In Tajikistan, the first emergency assistance from Japan, consisting of tents, blankets, and sleeping bags, was delivered on 8 November to the estimated 15,000 Afghan refugees who are camped near the Tajik border, Kyodo news agency reported. Japan has pledged aid worth 240 million yen ($2 million) to Tajikistan to deal with the refugee crisis.

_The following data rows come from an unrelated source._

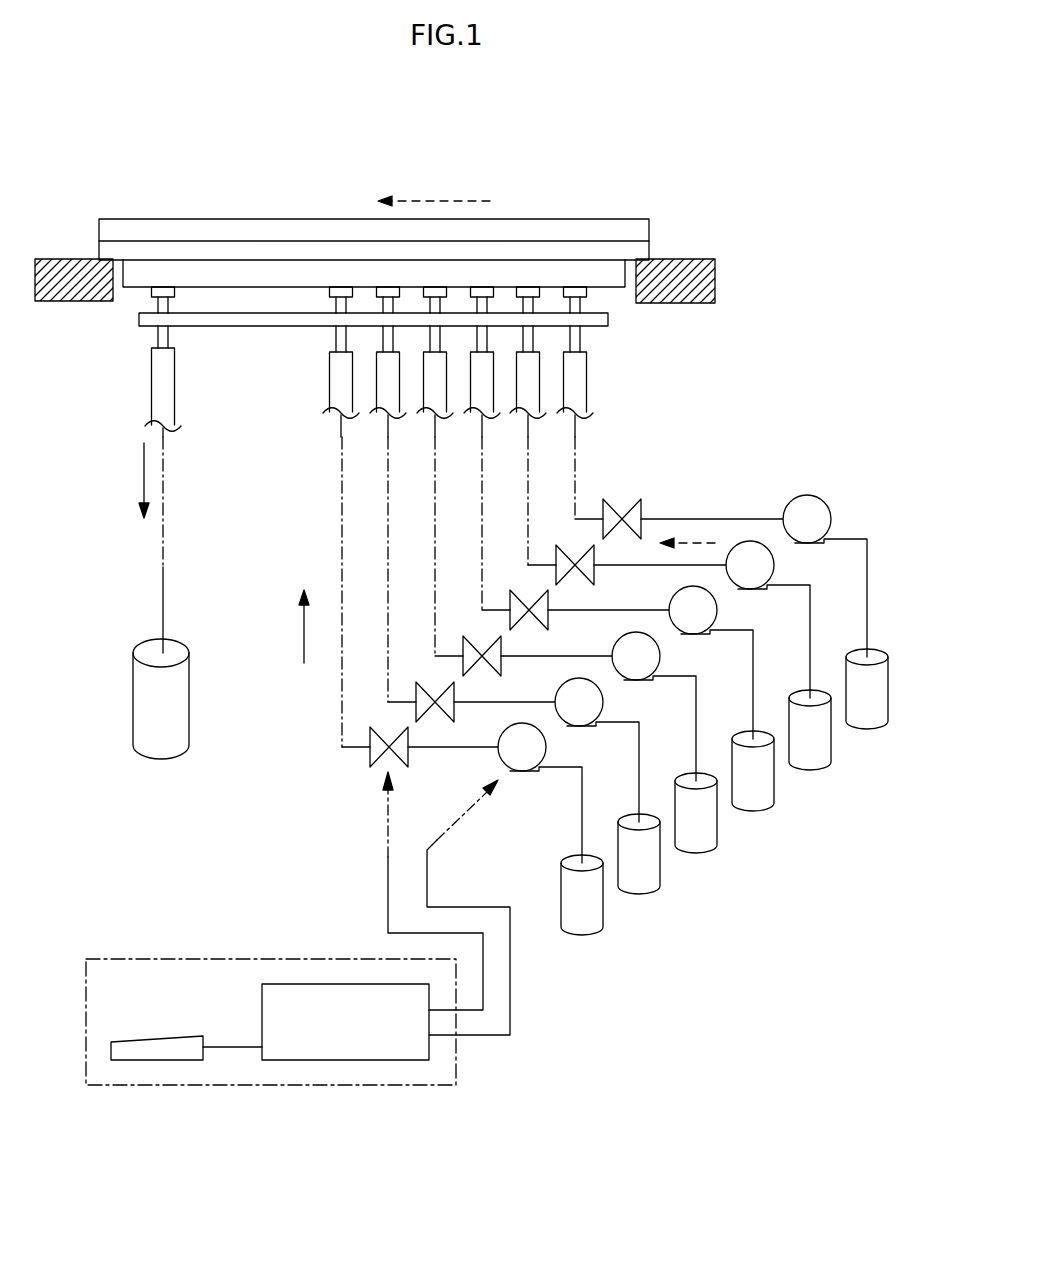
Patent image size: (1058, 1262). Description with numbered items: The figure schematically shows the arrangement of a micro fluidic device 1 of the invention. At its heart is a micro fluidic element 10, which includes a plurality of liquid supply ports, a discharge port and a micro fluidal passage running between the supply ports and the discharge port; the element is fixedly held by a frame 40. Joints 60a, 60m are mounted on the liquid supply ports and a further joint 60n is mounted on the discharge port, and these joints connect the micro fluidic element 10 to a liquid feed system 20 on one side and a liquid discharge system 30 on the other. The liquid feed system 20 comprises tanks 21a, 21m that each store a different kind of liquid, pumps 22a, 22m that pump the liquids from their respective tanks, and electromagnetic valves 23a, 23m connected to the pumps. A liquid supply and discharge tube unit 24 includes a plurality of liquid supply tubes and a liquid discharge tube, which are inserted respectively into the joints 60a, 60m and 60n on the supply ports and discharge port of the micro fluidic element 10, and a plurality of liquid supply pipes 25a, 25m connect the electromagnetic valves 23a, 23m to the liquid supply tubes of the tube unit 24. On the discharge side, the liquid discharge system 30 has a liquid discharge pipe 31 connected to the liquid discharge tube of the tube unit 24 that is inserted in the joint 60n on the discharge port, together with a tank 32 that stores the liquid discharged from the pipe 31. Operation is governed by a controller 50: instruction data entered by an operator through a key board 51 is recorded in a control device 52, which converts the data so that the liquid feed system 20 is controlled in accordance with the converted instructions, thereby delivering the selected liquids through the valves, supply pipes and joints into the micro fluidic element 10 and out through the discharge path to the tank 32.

The micro fluidic device 1 is at (250, 115).
The micro fluidic element 10 is at (520, 219).
The frame 40 is at (668, 262).
The joint 60n is at (163, 297).
The joint 60m is at (341, 297).
The joint 60a is at (575, 297).
The liquid supply and discharge tube unit 24 is at (608, 320).
The liquid discharge pipe 31 is at (152, 387).
The liquid supply pipe 25m is at (330, 377).
The liquid supply pipe 25a is at (587, 382).
The liquid discharge system 30 is at (138, 537).
The tank 32 is at (145, 700).
The pump 22a is at (815, 500).
The electromagnetic valve 23a is at (645, 505).
The electromagnetic valve 23m is at (370, 760).
The pump 22m is at (528, 775).
The tank 21a is at (870, 722).
The tank 21m is at (582, 915).
The liquid feed system 20 is at (733, 850).
The controller 50 is at (316, 957).
The key board 51 is at (163, 1040).
The control device 52 is at (262, 1012).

In Uzbekistan, the news of the Taliban retreat from Mazar-i Sharif spurred the refugee agency UNHCR to initiate an emergency airlift of thousands of tents and plastic sheets into Tashkent, destined for northern Afghanistan, Voice of America reported on 11 November. The first UN humanitarian cargoes delivered from Uzbek territory arrived in Afghanistan by boat and truck on 13 November, Russian news agencies reported. The first two barges to cross the Amu-Darya River from the Uzbek river port of Termez to the Afghan town of Hayraton carried flour, protein-enriched biscuits, powdered milk, and winter clothes, Interfax said, noting that over 160 metric tons of supplies have already been stockpiled in warehouses in Termez. The Uzbek government agreed only last month to open its border with Afghanistan, which had been sealed since the Taliban took Mazar-i Sharif in 1998. However Tashkent has indicated that, although it is allowing barge traffic across the border, the Friendship Bridge spanning the Amu-Darya will remain closed out of security concerns for the foreseeable future, Reuters reported on 11 November. Meanwhile truck fleets were setting off from Tashkent for Termez, RFE/RL reported on 13 November, carrying tons of medicine and food that the humanitarian agency UNICEF had bought locally in Uzbekistan. Purchasing locally was a more efficient procedure than transporting cargo from UNICEF's main warehouse in Copenhagen, and would be continued, an agency official said.

Yet until the Friendship Bridge at Termez is opened, the single most important transit country for aid shipments to Afghanistan will be Turkmenistan, the director of the U.S. Agency for International Development (USAID), Andrew Natsios, said on 12 November (see "RFE/RL Newsline," 13 November 2001). Natsios arrived in Uzbekistan on 11 November and was scheduled to spend four days in the country and visit Termez, according to the U.S. Embassy in Tashkent's press release. But he apparently changed his plans suddenly, since he was in the Turkmen capital Ashgabat on 12 November for a brief visit to discuss extending the humanitarian aid operation with Turkmen law-enforcement and national security officials, Interfax reported. Three days previously U.S. Deputy Assistant Secretary of State Lynn Pascoe had been in Ashgabat to confer with Turkmen Foreign Minister Rashid Meredov on counterterrorist cooperation and facilitating humanitarian shipments to Afghanistan, the news agency said. According to Natsios, 7,000 tons of aid had already crossed into Afghanistan from Turkmen territory, and 100,000 tons of Kazakh and American wheat was expected to arrive soon, Reuters reported on 12 November. The scale of Turkmenistan's contribution to humanitarian aid efforts has not garnered the same international attention as its neighbors' due to its low-profile cooperation and official policy of neutrality in the Afghan conflict, Reuters noted. But in the course of a single week nine planes of humanitarian cargo landed in Ashgabat, ITAR-TASS said on 13 November. On that same day a jet belonging to the Turkmen national airline took a consignment of construction materials, cars, and medicines sent by Medecins sans Frontieres from Denmark to the town of Turkmenabat (previously Charjew) near the Afghan border. And on 10 November, the International Committee of the Red Cross opened a humanitarian aid center for Afghan refugees in Turkmenistan, as well as in Iran, RIA-Novosti reported. The Red Cross has estimated that there are as many as 1 million displaced persons in Afghanistan, while the UN World Food Program has expressed fears that 7.5 million Afghans are threatened by starvation this winter.